Au-delà du cercle arctique, un voyage en Scandinavie que chaque homme épris de nature devrait entreprendre.
Par René Le Honzec.
"C’est un voyage que chaque homme épris de nature devrait entreprendre, un voyage qui serait le reflet d’une démarche intérieure, un moment où le reflet serait plus réel que l’image du monde telle qu’on veut qu’elle soit, et telle qu’on veut la voir."
À l’opposé du marketing violemment coloré et politiquement correct d’un Yann-Artus Bertrand adepte de voilures volantes bruyantes et polluantes, Jean-Claude Meslé, le photographe, appartient au genre peu commun de l’homme se levant avant le jour, allant à l’envers du temps et de ses tentations, à la manière du loup-garou. Il peut attendre des heures et des jours dans son affût par moins de 20°C. Avec une rigueur, une opiniâtreté et une patience hors pair, il ne cesse de jouir de ce monde bruissant et improbable.

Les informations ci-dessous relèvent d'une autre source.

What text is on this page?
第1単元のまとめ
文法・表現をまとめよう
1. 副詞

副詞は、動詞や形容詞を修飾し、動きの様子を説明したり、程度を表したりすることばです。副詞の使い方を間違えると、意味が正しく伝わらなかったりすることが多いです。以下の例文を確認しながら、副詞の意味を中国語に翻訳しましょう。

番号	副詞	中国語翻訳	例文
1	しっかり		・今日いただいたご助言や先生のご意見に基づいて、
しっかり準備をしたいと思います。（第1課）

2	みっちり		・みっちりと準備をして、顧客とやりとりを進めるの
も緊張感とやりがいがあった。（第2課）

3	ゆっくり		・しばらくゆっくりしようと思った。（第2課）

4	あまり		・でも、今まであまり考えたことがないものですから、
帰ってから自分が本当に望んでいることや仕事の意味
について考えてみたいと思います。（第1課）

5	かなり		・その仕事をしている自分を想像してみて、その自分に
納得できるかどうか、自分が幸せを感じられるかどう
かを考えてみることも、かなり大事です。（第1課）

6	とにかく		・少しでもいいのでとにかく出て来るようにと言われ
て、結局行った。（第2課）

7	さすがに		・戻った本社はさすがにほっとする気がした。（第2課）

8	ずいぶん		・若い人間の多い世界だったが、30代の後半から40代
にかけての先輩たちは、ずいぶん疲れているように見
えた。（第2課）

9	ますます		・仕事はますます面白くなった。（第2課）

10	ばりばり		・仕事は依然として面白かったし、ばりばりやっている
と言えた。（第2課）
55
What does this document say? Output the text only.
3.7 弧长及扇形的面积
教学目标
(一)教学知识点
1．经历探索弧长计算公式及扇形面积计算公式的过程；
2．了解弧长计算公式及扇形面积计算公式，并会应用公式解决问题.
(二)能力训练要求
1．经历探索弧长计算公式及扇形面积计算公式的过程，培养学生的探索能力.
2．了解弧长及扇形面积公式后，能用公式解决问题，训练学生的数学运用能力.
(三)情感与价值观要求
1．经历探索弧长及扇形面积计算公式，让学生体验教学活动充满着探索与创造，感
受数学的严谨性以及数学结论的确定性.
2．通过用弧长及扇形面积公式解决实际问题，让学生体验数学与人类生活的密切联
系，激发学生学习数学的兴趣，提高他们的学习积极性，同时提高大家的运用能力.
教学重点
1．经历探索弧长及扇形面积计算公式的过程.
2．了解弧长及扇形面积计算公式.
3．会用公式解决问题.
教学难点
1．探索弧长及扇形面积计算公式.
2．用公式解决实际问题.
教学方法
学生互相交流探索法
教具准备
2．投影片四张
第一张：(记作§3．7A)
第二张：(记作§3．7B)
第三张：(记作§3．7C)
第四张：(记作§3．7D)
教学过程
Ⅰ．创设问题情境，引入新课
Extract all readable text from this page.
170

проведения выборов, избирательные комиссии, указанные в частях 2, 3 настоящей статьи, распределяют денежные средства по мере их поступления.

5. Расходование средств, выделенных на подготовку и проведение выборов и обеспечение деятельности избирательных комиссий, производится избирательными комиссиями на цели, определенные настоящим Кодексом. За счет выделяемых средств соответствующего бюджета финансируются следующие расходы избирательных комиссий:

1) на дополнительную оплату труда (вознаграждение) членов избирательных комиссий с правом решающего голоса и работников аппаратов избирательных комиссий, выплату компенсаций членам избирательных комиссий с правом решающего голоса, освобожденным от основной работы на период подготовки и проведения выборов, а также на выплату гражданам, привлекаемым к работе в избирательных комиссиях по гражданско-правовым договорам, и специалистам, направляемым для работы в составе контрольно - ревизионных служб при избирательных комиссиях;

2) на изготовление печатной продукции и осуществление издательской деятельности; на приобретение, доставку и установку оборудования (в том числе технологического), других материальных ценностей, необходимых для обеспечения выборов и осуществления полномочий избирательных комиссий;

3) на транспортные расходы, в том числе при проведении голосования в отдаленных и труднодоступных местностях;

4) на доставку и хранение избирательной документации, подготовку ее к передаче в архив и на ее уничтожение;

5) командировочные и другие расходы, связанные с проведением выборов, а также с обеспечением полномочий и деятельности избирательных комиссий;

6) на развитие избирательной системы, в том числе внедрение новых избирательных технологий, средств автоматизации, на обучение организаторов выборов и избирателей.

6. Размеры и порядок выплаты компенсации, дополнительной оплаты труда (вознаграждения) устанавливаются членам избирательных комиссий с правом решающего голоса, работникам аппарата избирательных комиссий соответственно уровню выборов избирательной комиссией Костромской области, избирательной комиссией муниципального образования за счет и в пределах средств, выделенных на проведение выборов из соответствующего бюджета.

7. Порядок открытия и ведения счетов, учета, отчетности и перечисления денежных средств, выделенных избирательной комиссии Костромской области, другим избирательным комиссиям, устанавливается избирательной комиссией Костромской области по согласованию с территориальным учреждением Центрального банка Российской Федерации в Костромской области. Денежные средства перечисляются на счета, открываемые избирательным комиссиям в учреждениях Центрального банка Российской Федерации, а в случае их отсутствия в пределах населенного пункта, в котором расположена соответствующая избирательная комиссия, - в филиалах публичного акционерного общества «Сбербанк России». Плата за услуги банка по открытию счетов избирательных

Ses photographies sont cadrées à la prise de vue, sans trucage, sans Photoshop. Il nous donne quelques 200 images pour dire la poésie nue en des terres ingrates, nous faisant découvrir des paysages qui nous laissent estomaqués et nostalgiques d’un ailleurs hyperboréen. Double-page pour se laisser dominer par des géants de pierres et de neige, des fouillis d’oiseaux dont on entend le bruissement des ailes assourdissant, la glace qui s’étire, se déchire sur la roche, crisse et crie littéralement. Côtoyant ces masses, le pouillot fitis, pas plus gros qu’une mésange, un géant qui revient du Sahel pour entonner son refrain d’été, saisi au sommet d’un saule nain nous rappelle que l‘auteur considère qu’il est plus difficile de photographier un loriot en haut d’un arbre que le lion dans la savane.
En résonance avec ces images d’une étonnante expression, le texte de Bernard Rio, à l’unisson de cette élégance, moucheté d’ironie, décile notre regard sur les mystères du Septentrion, nous initie à une forme de pensée sauvage nourrie d’une érudition subtile, qui nous fait réviser des classiques marginaux et pourtant essentiels pour changer les coordonnées de notre intelligence du monde. Ainsi saurez-vous le rapport entre le grèbe esclavon et l’origine du mot « esclave », entre les quatorze lieder posthumes de Schubert et le chant du cygne, entre le soleil et le poète Thord Kolbeinsson du Xème siècle.
La pensée sauvage exige cette liberté de l’individu, son insoumission au genre, elle impose de chercher et de connaître par soi-même. N’est-ce pas une allégorie de la pensée libérale à l’encontre d’une idéologie dominante que de chercher et trouver dans un livre papier des raisons de croire en la persistance du sens contre l’impression, du fond contre le fugitif, de l’authentique contre la mystification ?
- Jean-Claude Meslé, Bernard Rio, Au-delà du cercle arctique, voyage en Scandinavie, Rando Éditions, 242 pages, septembre 2012.